In fact, this can also be found in the specifications for publishing apps in Apple’s App Store. In which it is stated that if the application“uses proprietary encryption algorithms not accepted by international standard bodies (such as IEEE, IETF, or ITU) // uses proprietary encryption algorithms not accepted by international standard bodies (such as IEEE, IETF, or ITU)“, the developer must also provide Apple with the ‘French Encryption Declaration’ with a note that clearly states:

The French encryption declaration form is only required if you are distributing your app on the App Store in France

French encryption declaration form is only required if you're distributing your app on the App Store in France.

Conclusions

The Durov affair has ignited a lot of discussion on the subject: from the usefulness of the French initiative to the compression of freedom and the right to privacy. There is no doubt, however, that there is an enormity of illicit activity within Telegram that is easily accessible, most recently the case of child abuse.

Author’s note

I would like to engage the reader in a ‘philosophical’ reflection that makes no claim to establish a truth but only to spark critical thoughts.

We Italians (or rather Europeans) perceive individual rights as guaranteed by law. The most important case is that of private property or free enterprise. These are ‘sacrosanct rights’ that the common person identifies as ‘individual’. The law guarantees ‘my rights’. The American FISA and also the French regulation emphasise the ‘collective good’ that is often forgotten. First of all, there is the collective good and then the good of the individual: this prompted the US government, after 9/11, to strengthen the FISA initially wanted by Nixon. It is not important to establish whether this is right or wrong, for the moment let us just focus on this possible interpretation.

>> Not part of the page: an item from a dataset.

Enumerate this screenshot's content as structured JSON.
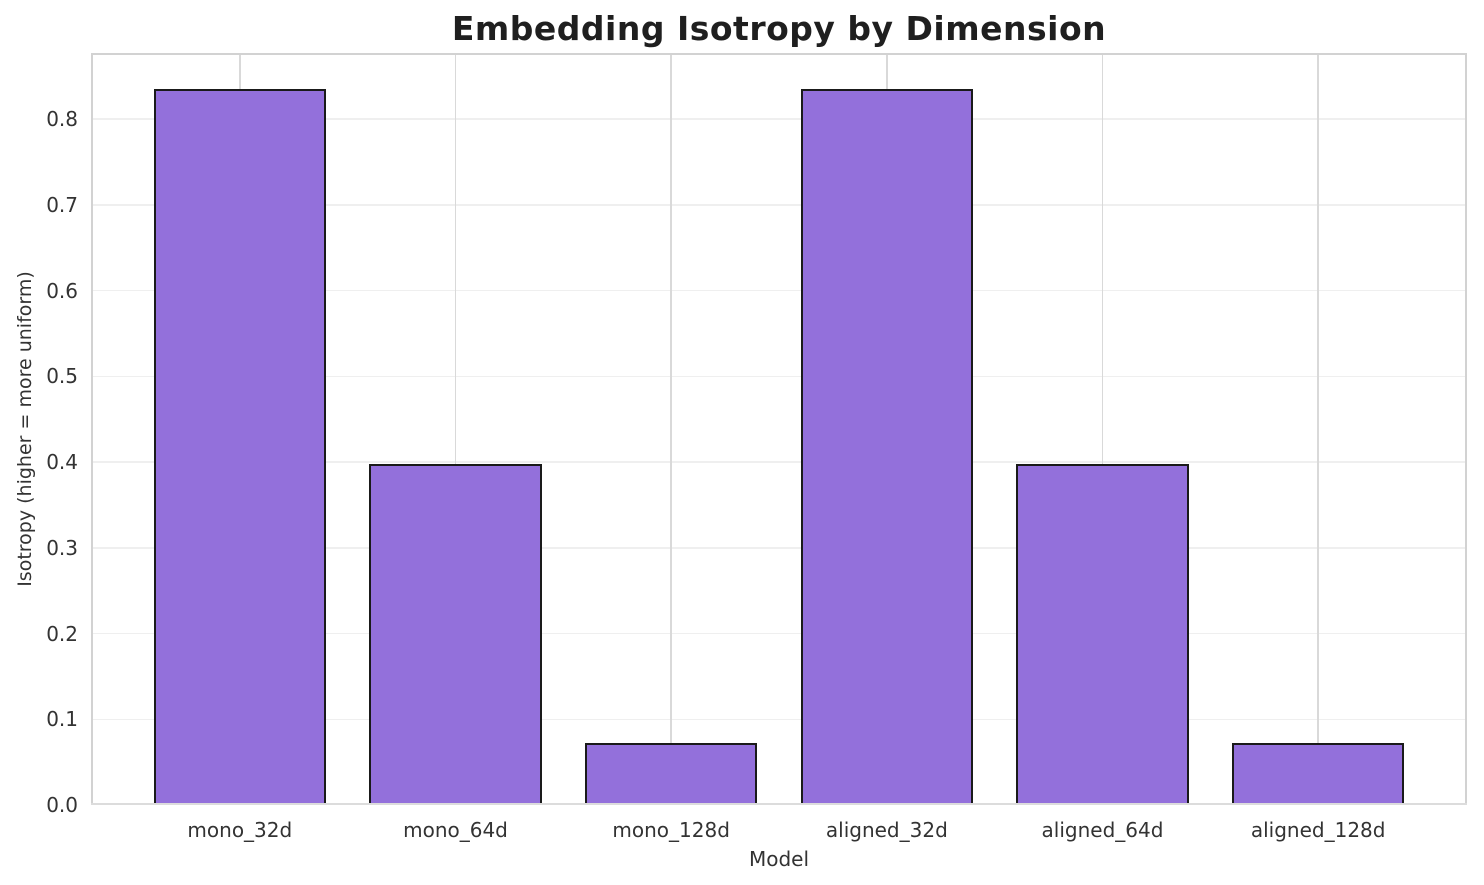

In this sense, France, America, and other nations, would act for the good of the community in terms of protecting national security (internal or external). On the other hand, however, the most frequent criticism of this model concerns the way in which this information is stored. French regulations make it clear that information acquired by the technology provider will be kept secret, but what if it is not? The issue of rights compression is simply wonderful and has no simple solution ( complex problems almost never have simple solutions). In this case perhaps one could also refer to what philosophers call an aporia, i.e. a problem that apparently cannot be solved.

Here, if the reader has come this far, he or she knows that: this internal struggle to balance rights and obligations is what makes Western democracy an instrument to be envied. In its imperfection, in its fragility, it is nevertheless subject to a continuous search for balance and improvement.